Lawyers, journalists, and human-rights advocates, who as part of their work sometimes have contact with people the government might consider dangerous, sued. They claimed the surveillance infringed on constitutionally protected free speech and privacy rights.
In a 5-4 decision, the high court ruled that the plaintiffs can’t sue because they can’t prove that their emails and telephone calls have been spied on.
It’s a paradox: Americans can’t challenge the law unless they can prove that it has been used to target them. And they can’t prove they’ve been spied on, because the surveillance program is secret. The only recourse they have is to trust that their government won’t abuse the secret power.
But the American government frequently has demonstrated a willingness to limit individual rights, especially when national security appears to be at stake. The Alien and Sedition Acts, passed by Congress in 1798; Abraham Lincoln’s suspension of habeas corpus during the Civil War, and the detention of Japanese-Americans during World War II are three of the better-known examples.
Trust also would be misplaced in this case, according to Justice Stephen Breyer. “We need only assume that the government is doing its job [to find out about, and combat, terrorism],” he wrote in the minority dissent, “in order to conclude that there is a high probability that the government will intercept at least some electronic communication to which at least some of the plaintiffs are parties.”
There may be times when it is necessary to monitor groups of people rather than identify individuals. But it should always be subject to independent judicial review. That’s what checks and balances are all about.
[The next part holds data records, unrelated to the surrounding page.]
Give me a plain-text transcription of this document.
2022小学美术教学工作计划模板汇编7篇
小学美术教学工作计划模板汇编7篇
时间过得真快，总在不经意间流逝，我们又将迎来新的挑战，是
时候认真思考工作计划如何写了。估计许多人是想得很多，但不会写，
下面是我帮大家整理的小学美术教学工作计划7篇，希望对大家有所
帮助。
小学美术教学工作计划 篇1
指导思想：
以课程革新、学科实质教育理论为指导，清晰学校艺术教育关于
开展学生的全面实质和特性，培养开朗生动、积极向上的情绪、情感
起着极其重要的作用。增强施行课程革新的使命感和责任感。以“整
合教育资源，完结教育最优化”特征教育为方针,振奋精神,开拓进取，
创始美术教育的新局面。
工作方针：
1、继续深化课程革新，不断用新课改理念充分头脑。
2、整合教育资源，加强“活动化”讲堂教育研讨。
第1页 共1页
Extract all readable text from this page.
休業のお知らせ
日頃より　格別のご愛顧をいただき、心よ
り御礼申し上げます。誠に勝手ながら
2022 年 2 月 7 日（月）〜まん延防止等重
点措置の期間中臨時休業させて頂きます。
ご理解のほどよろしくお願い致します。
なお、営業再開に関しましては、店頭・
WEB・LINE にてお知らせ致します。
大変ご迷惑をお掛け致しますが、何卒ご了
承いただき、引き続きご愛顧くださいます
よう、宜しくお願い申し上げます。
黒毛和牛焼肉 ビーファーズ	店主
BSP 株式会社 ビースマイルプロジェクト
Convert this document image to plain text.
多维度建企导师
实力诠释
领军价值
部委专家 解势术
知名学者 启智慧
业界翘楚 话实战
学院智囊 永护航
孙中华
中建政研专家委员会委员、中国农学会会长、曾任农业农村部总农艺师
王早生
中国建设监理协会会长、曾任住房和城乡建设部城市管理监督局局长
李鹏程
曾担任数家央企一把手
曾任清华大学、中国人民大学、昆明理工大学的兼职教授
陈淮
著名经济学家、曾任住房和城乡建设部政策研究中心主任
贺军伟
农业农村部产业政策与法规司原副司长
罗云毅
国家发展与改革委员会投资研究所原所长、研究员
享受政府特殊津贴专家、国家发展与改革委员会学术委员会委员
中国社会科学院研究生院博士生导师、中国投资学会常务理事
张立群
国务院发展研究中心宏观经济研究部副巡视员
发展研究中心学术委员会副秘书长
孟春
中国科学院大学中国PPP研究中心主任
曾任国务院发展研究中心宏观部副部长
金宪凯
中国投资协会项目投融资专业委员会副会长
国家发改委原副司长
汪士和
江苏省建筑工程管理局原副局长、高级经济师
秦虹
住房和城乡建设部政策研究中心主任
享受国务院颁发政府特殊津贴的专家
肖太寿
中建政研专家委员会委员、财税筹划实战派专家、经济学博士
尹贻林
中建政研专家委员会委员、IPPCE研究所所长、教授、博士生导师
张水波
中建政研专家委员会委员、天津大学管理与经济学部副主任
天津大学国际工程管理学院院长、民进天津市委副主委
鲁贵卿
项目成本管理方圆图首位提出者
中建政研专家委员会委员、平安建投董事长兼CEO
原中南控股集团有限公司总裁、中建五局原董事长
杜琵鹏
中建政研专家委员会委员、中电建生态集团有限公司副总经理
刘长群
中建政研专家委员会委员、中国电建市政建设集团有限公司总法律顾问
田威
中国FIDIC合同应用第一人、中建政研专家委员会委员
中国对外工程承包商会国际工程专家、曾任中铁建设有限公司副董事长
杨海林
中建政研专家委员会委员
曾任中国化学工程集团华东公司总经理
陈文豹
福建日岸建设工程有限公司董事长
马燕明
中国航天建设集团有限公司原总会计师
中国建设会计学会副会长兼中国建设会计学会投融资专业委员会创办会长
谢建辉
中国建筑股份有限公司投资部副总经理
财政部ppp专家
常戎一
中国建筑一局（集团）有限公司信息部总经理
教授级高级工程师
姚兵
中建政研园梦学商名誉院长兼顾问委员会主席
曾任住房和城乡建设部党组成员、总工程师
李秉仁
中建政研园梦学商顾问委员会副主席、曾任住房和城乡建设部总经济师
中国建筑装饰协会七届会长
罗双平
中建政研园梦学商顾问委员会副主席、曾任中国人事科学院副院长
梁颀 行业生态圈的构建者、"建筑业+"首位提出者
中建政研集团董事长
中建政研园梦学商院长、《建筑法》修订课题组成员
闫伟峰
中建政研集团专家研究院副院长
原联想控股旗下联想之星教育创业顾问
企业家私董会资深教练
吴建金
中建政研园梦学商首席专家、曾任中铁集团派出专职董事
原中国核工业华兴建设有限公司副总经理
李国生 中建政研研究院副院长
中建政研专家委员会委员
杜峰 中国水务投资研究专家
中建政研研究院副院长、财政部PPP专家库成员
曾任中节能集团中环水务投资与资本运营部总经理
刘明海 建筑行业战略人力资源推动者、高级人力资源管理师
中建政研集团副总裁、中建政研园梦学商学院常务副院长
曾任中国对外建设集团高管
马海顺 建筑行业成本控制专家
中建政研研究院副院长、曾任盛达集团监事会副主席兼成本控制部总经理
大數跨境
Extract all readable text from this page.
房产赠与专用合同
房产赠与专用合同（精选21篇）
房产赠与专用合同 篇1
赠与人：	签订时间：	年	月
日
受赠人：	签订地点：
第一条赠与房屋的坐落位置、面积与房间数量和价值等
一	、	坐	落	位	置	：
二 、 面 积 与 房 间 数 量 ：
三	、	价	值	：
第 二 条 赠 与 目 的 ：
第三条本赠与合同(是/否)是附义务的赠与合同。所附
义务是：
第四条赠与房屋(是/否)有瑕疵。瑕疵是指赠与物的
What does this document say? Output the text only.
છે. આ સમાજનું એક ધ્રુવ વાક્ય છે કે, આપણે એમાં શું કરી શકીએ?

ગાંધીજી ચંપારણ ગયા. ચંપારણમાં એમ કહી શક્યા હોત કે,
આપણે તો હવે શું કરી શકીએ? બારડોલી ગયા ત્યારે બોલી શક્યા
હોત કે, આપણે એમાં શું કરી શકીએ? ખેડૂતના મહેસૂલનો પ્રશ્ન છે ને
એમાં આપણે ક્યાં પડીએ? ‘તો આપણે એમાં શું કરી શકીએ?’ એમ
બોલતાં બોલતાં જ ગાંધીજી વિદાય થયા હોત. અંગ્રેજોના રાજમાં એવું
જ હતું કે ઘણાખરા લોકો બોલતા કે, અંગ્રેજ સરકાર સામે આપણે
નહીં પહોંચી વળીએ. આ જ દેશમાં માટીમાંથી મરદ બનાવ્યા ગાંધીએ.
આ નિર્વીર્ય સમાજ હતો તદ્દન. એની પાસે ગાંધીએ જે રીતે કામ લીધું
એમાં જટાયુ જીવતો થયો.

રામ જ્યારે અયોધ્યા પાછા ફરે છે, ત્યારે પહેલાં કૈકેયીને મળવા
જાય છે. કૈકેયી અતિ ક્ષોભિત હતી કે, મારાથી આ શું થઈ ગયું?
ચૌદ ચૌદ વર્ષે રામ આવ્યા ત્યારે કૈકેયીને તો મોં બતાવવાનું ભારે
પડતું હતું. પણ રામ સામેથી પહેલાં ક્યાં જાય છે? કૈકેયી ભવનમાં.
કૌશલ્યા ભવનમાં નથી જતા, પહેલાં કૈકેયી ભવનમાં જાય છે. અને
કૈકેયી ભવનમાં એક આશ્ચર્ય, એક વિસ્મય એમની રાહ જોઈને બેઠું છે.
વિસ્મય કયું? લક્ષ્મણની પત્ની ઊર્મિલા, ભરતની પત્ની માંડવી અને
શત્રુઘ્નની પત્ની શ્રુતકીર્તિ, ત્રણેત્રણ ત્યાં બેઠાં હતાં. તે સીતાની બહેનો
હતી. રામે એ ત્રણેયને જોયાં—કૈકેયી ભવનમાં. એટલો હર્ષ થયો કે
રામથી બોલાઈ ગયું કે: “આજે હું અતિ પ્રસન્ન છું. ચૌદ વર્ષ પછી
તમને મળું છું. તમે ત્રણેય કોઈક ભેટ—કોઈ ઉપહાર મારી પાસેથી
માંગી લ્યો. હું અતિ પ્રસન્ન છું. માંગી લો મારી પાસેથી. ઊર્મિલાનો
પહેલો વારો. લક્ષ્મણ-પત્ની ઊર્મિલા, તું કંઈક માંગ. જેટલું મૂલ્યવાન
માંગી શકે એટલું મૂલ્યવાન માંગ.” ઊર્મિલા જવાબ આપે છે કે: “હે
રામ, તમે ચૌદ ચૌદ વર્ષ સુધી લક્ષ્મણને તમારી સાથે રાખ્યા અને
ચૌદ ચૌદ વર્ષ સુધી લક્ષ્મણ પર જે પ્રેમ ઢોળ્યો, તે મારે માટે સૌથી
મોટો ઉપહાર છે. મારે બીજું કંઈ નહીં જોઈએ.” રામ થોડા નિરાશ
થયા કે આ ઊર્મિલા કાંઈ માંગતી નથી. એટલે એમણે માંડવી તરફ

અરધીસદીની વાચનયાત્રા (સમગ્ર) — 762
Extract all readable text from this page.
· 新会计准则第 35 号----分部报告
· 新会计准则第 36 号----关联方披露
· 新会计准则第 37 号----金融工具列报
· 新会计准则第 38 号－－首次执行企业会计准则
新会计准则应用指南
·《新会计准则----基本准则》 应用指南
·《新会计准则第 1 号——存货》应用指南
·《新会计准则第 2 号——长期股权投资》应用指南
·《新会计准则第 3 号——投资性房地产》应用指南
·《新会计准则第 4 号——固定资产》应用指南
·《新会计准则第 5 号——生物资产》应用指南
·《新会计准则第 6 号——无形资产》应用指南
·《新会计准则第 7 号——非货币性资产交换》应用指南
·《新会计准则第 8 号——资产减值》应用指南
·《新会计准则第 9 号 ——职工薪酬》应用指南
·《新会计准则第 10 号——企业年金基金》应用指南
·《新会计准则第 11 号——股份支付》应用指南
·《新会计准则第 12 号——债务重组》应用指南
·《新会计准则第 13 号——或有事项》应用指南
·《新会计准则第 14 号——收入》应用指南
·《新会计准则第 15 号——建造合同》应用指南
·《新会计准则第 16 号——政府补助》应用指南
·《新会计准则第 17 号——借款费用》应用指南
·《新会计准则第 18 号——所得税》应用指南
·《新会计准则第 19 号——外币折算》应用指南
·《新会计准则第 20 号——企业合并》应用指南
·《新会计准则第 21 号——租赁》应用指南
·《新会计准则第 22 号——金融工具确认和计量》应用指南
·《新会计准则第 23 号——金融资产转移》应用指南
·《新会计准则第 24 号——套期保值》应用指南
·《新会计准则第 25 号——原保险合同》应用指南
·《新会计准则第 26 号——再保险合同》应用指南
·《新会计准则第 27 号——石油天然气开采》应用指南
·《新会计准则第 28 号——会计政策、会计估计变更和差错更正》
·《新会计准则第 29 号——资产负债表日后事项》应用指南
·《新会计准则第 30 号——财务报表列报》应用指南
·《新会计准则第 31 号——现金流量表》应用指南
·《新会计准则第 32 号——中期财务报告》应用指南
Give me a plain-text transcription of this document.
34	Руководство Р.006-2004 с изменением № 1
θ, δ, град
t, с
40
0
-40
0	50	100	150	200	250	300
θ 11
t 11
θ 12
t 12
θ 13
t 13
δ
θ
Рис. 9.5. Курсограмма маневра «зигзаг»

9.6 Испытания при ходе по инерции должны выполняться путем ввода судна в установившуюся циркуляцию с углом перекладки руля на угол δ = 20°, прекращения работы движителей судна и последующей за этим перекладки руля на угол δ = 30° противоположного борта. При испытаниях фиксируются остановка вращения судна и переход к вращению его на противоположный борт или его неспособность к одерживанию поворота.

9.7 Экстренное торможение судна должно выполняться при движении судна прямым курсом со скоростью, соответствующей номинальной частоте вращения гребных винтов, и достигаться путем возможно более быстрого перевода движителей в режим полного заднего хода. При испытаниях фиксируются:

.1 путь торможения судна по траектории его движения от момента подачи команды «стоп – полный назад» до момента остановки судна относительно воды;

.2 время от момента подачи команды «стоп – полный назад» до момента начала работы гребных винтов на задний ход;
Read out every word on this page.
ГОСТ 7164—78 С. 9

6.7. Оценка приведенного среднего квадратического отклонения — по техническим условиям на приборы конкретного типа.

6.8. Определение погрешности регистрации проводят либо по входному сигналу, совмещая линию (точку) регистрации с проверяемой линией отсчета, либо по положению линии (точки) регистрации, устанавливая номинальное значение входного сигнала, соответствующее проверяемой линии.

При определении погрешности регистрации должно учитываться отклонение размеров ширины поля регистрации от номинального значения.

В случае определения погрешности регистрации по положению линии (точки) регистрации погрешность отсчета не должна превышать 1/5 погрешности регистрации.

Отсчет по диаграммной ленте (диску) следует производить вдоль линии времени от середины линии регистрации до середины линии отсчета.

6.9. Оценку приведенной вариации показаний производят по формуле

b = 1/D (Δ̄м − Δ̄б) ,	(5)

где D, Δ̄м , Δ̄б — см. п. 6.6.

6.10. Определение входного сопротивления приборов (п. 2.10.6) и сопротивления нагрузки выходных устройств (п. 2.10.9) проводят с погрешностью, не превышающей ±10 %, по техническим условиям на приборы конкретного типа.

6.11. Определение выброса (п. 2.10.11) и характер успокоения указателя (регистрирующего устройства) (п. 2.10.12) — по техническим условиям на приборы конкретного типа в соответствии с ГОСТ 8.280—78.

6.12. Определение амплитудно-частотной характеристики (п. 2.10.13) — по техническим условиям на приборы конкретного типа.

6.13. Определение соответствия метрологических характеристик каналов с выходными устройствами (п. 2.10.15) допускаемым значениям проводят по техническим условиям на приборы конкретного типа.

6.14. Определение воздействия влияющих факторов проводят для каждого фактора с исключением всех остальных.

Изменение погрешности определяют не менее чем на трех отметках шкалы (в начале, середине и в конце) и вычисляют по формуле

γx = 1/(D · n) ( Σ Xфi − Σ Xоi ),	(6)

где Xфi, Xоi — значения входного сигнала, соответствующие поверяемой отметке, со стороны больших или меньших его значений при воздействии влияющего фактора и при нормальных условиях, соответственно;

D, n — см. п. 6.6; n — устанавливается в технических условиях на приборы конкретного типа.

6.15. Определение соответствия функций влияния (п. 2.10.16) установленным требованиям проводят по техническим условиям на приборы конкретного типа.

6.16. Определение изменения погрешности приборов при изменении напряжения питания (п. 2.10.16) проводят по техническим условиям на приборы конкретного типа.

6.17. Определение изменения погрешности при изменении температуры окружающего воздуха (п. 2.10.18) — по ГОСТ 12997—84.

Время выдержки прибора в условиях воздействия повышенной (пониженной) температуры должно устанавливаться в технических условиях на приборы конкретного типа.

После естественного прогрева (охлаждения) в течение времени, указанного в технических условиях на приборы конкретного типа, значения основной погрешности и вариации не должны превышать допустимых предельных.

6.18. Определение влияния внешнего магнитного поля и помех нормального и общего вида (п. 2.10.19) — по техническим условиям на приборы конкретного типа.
Last December, Congress renewed the surveillance law for five years. Lawmakers could have required federal officials to provide details about how often the emails and telephone calls of Americans are spied on. They chose not to do so. Now the Supreme Court has abandoned its watchdog role as well.
With the challenge bar set impossibly high, the possibility of review that might lead to constraints on the surveillance law has been removed. Without limits, law becomes meaningless.
So with its decision, the Supreme Court has effectively placed the federal secret-surveillance program outside the law. And that puts the basic rights of every American in jeopardy.